Beratung ist Pflicht – und Schutz zugleich
Um Betroffene vor vorschnellen oder belastenden Entscheidungen zu schützen, ist eine ausführliche genetische Beratung in Deutschland gesetzlich vorgeschrieben. Das sogenannte Gendiagnostikgesetz regelt genau, unter welchen Bedingungen genetische Untersuchungen erlaubt sind und schreibt vor, dass Betroffene vor und nach der Untersuchung über Chancen und Risiken aufgeklärt werden. Vor allem bei prädiktiven Tests – also solchen, die Aussagen über ein zukünftiges Erkrankungsrisiko machen – ist eine fundierte Aufklärung entscheidend. Jede und jeder hat dabei außerdem das Recht, die eigenen genetischen Befunde zu kennen (Recht auf Wissen), aber auch das Recht, diese nicht zu kennen (Recht auf Nichtwissen). Mehr zum Recht auf Wissen und Nichtwissen können Sie in unserem Webinar „Das Recht auf (Nicht-) Wissen einer Demenzdiagnose aus medizinischer Sicht“ erfahren.
Wer kann sich testen lassen – und wo?
Genetische Tests werden bei Demenz vor allem dann eingesetzt, wenn der Verdacht auf eine familiäre Form der Alzheimer-Demenz besteht. Dieser Verdacht besteht vor allem bei einem sehr frühen Krankheitsbeginn (unter 65 Jahren) oder bei direkten Angehörigen von bereits erkrankten Personen. Das heißt, dass sich Geschwister und Kinder (ab dem 18. Lebensjahr) testen lassen können, wenn ein direktes Familienmitglied an der familiären Form der Demenz erkrankt ist – auch wenn sie selbst noch keine Symptome zeigen.Eine genetische Testung sollte immer über spezialisierte Fachärztinnen und Fachärzte für Humangenetik erfolgen. In vielen Städten gibt es genetische Beratungsstellen oder Ambulanzen, die eine solche Untersuchung anbieten – eine Übersicht finden Sie hier bei der Deutschen Gesellschaft für Humangenetik e.V. (GFHEV). Bei medizinischer Indikation bzw. einem Verdacht werden die Kosten für die Testung auf Ursachen-Gene in der Regel von den gesetzlichen Krankenkassen übernommen. Die Testung auf Risiko-Gene wie ApoE4 wird auch über kommerzielle Anbieter angeboten. Hier ist jedoch die Kostenerstattung durch Krankenkassen nicht sicher gegeben.

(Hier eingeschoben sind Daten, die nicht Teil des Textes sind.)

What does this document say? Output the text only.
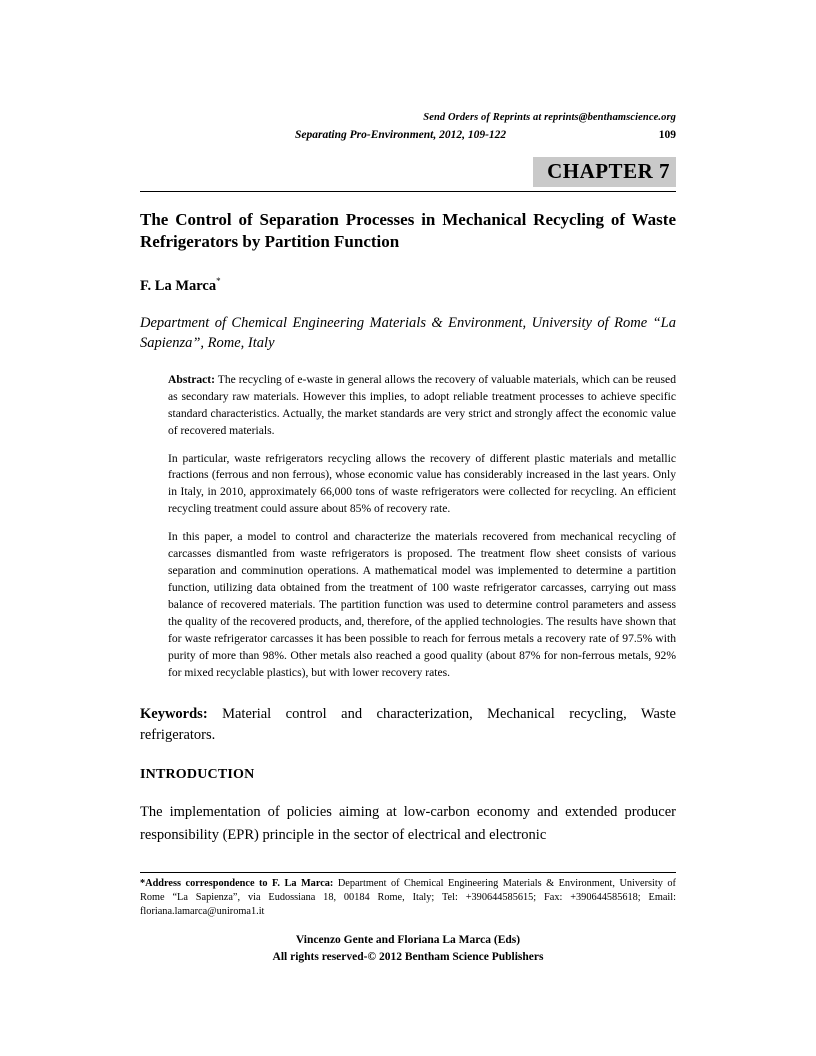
Send Orders of Reprints at reprints@benthamscience.org
Separating Pro-Environment, 2012, 109-122	109
CHAPTER 7
The Control of Separation Processes in Mechanical Recycling of Waste Refrigerators by Partition Function
F. La Marca*
Department of Chemical Engineering Materials & Environment, University of Rome “La Sapienza”, Rome, Italy

Abstract: The recycling of e-waste in general allows the recovery of valuable materials, which can be reused as secondary raw materials. However this implies, to adopt reliable treatment processes to achieve specific standard characteristics. Actually, the market standards are very strict and strongly affect the economic value of recovered materials.

In particular, waste refrigerators recycling allows the recovery of different plastic materials and metallic fractions (ferrous and non ferrous), whose economic value has considerably increased in the last years. Only in Italy, in 2010, approximately 66,000 tons of waste refrigerators were collected for recycling. An efficient recycling treatment could assure about 85% of recovery rate.

In this paper, a model to control and characterize the materials recovered from mechanical recycling of carcasses dismantled from waste refrigerators is proposed. The treatment flow sheet consists of various separation and comminution operations. A mathematical model was implemented to determine a partition function, utilizing data obtained from the treatment of 100 waste refrigerator carcasses, carrying out mass balance of recovered materials. The partition function was used to determine control parameters and assess the quality of the recovered products, and, therefore, of the applied technologies. The results have shown that for waste refrigerator carcasses it has been possible to reach for ferrous metals a recovery rate of 97.5% with purity of more than 98%. Other metals also reached a good quality (about 87% for non-ferrous metals, 92% for mixed recyclable plastics), but with lower recovery rates.

Keywords: Material control and characterization, Mechanical recycling, Waste refrigerators.
INTRODUCTION
The implementation of policies aiming at low-carbon economy and extended producer responsibility (EPR) principle in the sector of electrical and electronic
*Address correspondence to F. La Marca: Department of Chemical Engineering Materials & Environment, University of Rome “La Sapienza”, via Eudossiana 18, 00184 Rome, Italy; Tel: +390644585615; Fax: +390644585618; Email: floriana.lamarca@uniroma1.it
Vincenzo Gente and Floriana La Marca (Eds)
All rights reserved-© 2012 Bentham Science Publishers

Wissen ist Macht – aber auch Verantwortung
Ein Gentest kann wertvolle Hinweise geben, besonders wenn es darum geht, eine seltene erbliche Form von Alzheimer-Demenz zu erkennen. Doch mit diesem Wissen geht auch Verantwortung einher – für sich selbst und für die Familie. Deshalb gilt: Lassen Sie sich gut beraten, wägen Sie Nutzen und Belastung sorgfältig ab, und entscheiden Sie bewusst.
Quellen:
Alzheimer Forschung Initiative e.V. (2025): Gentest zur Feststellung von Alzheimer-Demenz.
Bundesministerium für Gesundheit (2016): Gendiagnostikgesetz.
DGN e. V. & DGPPN e. V. (Hrsg.) S3-Leitlinie Demenzen, Version 5.1, 28.03.2025.